AL MUDAWWARA DESERT, JORDAN
Friday, 14 July 2006. 1:18 a.m.
The tall man was named O and he was crying. He had to get away from the other men. He didn’t want them to see him showing his feelings, much less talk about it. And it would have been very dangerous to reveal why he was crying.
It was really because of the girl. She had reminded him too much of his own daughter. He had hated having to kill her. Killing Tahir had been simple, a relief, in fact. He had to admit that he’d even enjoyed playing with him – giving him a preview of hell, but here on earth.
The girl was another story. She was only sixteen years old.
And yet, D and W had agreed with him: the mission was too important. Not only were the lives of the other brothers crowded in the cave at stake, but all of Dar Al-Islam. The mother and daughter knew too much. There could be no exceptions.
‘Meaningless shitty war,’ he said.
‘So you’re talking to yourself now?’
It was W, who had come crawling over. He didn’t like running risks and always talked in whispers, even inside the cave.
‘I was praying.’
‘We have to go back into the hole. They might see us.’
‘There’s only one sentry on the western wall, and he has no direct line of vision over here. Don’t worry.’
‘What if he changes position? They have night-vision goggles.’
‘I said don’t worry. The big black one is on duty. He smokes the whole time and the light from the cigarette stops him seeing anything,’ O said, annoyed that he had to talk when he had wanted to enjoy the silence.
‘Let’s go back inside the cave. We’ll play chess.’
That W… O hadn’t fooled him for a moment. W knew he was feeling down. Afghanistan, Pakistan, Yemen. They had gone through a lot together. He was a good comrade. As clumsy as his efforts were, he was attempting to cheer him up.

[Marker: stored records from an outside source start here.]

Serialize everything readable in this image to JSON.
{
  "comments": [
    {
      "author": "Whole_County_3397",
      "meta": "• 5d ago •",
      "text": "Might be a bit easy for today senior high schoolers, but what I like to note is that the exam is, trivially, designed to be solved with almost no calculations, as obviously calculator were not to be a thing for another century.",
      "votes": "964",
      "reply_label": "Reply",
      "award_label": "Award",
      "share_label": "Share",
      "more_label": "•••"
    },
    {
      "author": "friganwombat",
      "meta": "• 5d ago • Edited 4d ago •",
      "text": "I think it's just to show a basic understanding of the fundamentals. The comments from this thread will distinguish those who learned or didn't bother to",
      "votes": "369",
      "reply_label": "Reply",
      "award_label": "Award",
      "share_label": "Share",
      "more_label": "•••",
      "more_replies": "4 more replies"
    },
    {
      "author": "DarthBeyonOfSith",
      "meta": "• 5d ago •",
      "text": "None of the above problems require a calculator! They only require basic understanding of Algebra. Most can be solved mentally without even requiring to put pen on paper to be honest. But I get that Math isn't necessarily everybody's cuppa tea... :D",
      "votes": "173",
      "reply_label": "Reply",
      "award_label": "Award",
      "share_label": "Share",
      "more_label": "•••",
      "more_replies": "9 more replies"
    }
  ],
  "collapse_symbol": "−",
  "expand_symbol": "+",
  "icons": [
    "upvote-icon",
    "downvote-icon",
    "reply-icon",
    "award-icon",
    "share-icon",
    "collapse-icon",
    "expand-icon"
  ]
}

O stretched out the length of his body on the sand. They were in a hollow area at the foot of a rock formation. The cave, which was at its base, was only about one hundred feet square. O was the one who had found it three months earlier, when he was planning the operation. There was hardly enough room for them all, but even if the cave had been a hundred times bigger, O would have preferred being outside. He felt trapped in that noisy hole, attacked by the snores and farting of his brothers.
‘I think I’ll stay out here a while longer. I like the cold.’
‘Are you waiting for Huqan’s signal?’
‘It’ll be a while before that comes. The infidels haven’t found anything yet.’
‘I hope they hurry up. I’m tired of being holed up, eating out of tins and pissing into a can.’
O didn’t answer. He closed his eyes and concentrated on the breeze on his skin. Waiting was fine with him.
‘Why are we sitting around here doing nothing? We’re well-armed. I say we go in there and kill them all,’ W insisted.
‘We’ll follow Huqan’s orders.’
‘Huqan takes too many chances.’
‘I know. But he’s clever. He told me a story. Do you know how a bushman finds water in the Kalahari when he’s far from home? He finds a monkey and watches it all day. He can’t let the monkey see him or the game’s over. If the bushman is patient, the monkey ends up showing him where to find water. A crack in the rock, a little pool… places a bushman would never have found.’